Le 6 janvier 2020, l'employeur a notifié à Mme [K] [C] son licenciement pour faute grave.
Le 20 janvier 2020, Mme [C] a contesté le licenciement.
Par requête du 3 avril 2020, Mme [K] [C] a saisi le conseil de prud'hommes de Tours aux fins d'obtenir le prononcé de la nullité de son licenciement en raison d'un harcèlement moral et sexuel ou, à titre subsidiaire, le voir déclarer sans cause réelle et sérieuse, d'obtenir l'annulation de l'avertissement du 28 février 2018 et de la mise à pied disciplinaire prononcée le 15 juillet 2019 et de voir condamner l'employeur au paiement de diverses sommes en conséquence.

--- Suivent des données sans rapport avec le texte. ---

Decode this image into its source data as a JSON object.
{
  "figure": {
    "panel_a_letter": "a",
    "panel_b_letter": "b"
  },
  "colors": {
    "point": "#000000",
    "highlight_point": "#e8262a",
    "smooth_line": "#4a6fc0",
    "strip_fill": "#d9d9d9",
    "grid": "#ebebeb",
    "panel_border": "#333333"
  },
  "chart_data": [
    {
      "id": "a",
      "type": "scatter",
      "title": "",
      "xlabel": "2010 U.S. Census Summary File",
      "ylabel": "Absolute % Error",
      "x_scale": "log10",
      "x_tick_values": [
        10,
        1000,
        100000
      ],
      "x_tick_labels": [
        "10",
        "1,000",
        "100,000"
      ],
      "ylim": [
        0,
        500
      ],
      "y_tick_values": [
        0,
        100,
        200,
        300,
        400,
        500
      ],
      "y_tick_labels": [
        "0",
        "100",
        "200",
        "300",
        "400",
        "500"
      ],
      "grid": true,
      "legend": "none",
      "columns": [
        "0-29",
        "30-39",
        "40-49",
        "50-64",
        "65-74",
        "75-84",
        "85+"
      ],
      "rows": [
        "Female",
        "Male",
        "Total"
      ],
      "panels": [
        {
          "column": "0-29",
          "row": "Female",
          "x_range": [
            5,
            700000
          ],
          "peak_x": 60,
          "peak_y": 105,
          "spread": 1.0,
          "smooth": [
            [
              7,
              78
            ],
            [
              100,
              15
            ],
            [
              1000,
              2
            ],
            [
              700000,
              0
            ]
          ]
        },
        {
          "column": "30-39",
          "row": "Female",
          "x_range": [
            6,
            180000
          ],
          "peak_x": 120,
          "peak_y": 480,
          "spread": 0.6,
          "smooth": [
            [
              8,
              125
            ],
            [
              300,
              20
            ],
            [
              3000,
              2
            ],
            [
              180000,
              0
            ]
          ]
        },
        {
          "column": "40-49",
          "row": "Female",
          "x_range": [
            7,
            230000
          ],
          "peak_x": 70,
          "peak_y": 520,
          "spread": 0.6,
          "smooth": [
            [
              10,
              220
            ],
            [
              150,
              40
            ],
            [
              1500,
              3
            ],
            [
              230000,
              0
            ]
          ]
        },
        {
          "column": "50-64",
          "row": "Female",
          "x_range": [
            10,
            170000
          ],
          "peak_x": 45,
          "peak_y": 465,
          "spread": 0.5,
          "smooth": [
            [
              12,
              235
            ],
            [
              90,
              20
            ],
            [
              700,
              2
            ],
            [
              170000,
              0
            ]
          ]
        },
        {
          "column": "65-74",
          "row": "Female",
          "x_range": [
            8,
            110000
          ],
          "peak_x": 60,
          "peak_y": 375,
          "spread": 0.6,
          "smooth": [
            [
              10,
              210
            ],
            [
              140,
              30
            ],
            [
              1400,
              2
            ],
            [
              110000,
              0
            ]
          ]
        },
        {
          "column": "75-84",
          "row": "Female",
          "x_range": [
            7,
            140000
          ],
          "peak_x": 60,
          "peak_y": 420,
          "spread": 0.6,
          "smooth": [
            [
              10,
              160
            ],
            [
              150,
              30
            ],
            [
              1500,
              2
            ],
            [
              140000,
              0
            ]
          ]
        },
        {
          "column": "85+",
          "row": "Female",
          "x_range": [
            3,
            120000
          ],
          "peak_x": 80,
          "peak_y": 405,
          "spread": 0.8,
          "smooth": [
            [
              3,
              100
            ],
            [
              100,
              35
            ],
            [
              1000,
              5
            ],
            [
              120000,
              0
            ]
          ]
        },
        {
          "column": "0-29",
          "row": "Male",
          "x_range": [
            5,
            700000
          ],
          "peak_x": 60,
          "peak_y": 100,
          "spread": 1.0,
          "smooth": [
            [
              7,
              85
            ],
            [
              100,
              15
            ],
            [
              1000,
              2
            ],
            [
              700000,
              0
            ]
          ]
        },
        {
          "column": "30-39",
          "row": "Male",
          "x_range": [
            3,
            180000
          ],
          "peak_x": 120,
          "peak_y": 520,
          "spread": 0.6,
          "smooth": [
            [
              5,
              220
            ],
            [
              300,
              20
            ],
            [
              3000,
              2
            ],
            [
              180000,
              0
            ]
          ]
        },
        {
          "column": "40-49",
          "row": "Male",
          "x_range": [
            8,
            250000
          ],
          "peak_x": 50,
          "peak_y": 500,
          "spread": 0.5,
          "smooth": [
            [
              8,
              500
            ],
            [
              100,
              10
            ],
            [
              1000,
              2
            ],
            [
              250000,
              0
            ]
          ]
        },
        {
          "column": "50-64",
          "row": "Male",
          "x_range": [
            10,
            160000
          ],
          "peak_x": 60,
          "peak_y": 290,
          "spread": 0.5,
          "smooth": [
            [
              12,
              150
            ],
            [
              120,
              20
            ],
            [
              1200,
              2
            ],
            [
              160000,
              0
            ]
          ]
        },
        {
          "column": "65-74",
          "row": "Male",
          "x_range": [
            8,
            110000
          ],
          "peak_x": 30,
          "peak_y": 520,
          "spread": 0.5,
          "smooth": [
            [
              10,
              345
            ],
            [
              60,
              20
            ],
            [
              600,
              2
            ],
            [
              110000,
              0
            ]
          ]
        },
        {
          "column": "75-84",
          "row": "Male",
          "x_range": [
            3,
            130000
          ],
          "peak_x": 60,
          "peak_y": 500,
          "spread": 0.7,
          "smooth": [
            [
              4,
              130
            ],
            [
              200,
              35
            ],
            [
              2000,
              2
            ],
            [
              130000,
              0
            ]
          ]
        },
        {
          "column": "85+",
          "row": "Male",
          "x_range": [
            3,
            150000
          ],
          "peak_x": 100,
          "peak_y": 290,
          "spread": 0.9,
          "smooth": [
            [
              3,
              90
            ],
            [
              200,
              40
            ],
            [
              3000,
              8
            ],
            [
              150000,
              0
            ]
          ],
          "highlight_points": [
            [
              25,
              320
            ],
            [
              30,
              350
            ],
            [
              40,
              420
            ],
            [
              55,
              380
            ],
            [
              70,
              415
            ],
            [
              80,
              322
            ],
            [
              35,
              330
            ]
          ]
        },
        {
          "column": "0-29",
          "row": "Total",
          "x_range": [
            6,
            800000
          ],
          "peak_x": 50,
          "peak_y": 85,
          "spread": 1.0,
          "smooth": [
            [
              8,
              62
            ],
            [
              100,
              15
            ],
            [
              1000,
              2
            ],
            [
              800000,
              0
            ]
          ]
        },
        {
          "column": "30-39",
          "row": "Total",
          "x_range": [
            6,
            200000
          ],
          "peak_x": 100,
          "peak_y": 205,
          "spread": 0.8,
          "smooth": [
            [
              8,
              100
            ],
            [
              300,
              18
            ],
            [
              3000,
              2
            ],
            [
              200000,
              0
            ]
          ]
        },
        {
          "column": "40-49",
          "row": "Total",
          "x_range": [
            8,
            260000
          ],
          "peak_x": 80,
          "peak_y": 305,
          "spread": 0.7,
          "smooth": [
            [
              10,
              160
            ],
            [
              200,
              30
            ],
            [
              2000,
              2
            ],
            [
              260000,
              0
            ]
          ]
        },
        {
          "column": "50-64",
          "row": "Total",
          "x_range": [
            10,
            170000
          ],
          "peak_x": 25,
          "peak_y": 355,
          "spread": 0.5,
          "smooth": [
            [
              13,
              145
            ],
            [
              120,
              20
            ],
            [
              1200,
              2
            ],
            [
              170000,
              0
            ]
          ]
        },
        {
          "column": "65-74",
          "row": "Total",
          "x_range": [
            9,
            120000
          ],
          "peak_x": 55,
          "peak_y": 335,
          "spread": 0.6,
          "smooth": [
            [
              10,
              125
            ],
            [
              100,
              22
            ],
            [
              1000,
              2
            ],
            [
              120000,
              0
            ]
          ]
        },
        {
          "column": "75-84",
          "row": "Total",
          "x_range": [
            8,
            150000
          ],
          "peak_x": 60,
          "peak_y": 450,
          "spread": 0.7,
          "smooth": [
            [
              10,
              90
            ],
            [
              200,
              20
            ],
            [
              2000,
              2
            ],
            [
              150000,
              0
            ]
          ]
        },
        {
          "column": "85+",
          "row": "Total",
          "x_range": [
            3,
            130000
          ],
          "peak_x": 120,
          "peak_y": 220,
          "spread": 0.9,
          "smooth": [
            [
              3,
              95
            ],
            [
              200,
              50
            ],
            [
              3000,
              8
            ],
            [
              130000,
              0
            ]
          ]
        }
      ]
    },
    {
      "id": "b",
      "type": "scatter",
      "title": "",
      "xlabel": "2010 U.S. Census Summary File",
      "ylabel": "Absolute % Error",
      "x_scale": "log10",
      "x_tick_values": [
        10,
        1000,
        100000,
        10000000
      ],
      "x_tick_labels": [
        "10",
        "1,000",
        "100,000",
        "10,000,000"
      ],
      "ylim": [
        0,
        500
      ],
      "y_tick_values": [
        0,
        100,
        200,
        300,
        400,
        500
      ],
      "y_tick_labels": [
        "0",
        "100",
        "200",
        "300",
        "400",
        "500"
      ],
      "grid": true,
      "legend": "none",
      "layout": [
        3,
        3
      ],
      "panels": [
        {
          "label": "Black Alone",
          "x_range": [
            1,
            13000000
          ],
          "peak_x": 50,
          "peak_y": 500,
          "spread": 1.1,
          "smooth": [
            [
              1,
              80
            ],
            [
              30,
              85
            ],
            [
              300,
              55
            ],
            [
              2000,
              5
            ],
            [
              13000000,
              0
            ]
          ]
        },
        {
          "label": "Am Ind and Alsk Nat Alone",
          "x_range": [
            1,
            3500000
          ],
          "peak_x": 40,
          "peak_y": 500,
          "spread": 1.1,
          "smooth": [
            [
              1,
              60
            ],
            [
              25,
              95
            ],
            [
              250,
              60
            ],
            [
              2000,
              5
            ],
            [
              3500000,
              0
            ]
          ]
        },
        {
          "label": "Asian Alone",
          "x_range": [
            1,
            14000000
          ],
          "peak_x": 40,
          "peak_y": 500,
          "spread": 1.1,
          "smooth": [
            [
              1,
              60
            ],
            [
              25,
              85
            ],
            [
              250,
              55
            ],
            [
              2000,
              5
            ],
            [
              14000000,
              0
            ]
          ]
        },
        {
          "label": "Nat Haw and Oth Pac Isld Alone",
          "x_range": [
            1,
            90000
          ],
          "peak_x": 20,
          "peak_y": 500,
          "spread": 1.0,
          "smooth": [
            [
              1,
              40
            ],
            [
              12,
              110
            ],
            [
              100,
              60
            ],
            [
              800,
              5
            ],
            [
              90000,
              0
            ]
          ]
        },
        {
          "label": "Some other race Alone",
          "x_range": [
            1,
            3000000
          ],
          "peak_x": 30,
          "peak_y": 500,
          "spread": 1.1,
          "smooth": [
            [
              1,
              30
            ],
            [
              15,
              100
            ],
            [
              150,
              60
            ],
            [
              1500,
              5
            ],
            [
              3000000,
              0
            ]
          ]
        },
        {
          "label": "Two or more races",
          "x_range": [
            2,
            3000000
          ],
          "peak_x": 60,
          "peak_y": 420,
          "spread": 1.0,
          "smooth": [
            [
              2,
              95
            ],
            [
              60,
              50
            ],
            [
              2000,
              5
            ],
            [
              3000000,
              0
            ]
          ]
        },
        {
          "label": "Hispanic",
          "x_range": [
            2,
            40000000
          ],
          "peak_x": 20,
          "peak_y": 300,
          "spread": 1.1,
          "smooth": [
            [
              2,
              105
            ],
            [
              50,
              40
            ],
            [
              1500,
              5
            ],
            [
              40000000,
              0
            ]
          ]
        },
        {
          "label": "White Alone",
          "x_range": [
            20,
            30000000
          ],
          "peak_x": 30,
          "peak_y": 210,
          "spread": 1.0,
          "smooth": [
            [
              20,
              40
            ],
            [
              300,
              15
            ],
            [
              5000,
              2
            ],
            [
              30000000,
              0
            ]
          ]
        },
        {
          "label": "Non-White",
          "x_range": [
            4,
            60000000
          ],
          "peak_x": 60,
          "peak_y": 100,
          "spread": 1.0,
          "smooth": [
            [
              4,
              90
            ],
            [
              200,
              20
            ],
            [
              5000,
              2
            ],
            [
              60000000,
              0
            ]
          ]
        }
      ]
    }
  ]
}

Par jugement du 6 septembre 2022, auquel il est renvoyé pour un plus ample exposé du litige, le conseil de prud'hommes de Tours a :
Condamné la société Y & F [X] à verser à Mme [C] [K] les sommes suivantes:
- 898,48 euros brut à titre de rappel de salaire sur mise à pied disciplinaire ;
- 89,85 euros brut au titre des congés payés afférents ;
- 200 euros nets à titre de dommages-intérêts pour cette sanction annulée ;
- 1 100 euros nets sur le fondement de l'article 700 du code de procédure civile ;
Rappelé que l'exécution provisoire est de droit pour les créances salariales qui seront assorties des intérêts légaux à compter du 3 avril 2020, et fixe à la somme brute de 1 825 euros la base moyenne mensuelle des trois derniers mois de salaire prévue à l'article R. 1454-28 du Code du travail ;
Dit n'y avoir lieu d'ordonner l'exécution provisoire autre que celle de droit ;
Ordonné à la société Y & F [X] de remettre à Mme [C] [K] un bulletin de paie afférent aux créances salariales et une attestation Pôle Emploi conformes au jugement intervenu, sous astreinte de 50 euros par jour de retard à compter du 60ème jour suivant la notification de la présente décision ;
S'est réservé le droit de liquider l'astreinte ;
Débouté Mme [C] [K] de ses autres et plus amples demandes ;
Débouté la société Y & F [X] de l'intégralité de ses demandes reconventionnelles ;
Condamné la société Y & F [X] aux entiers dépens d'instance.
Le 5 octobre 2022, Mme [K] [C] a relevé appel de cette décision.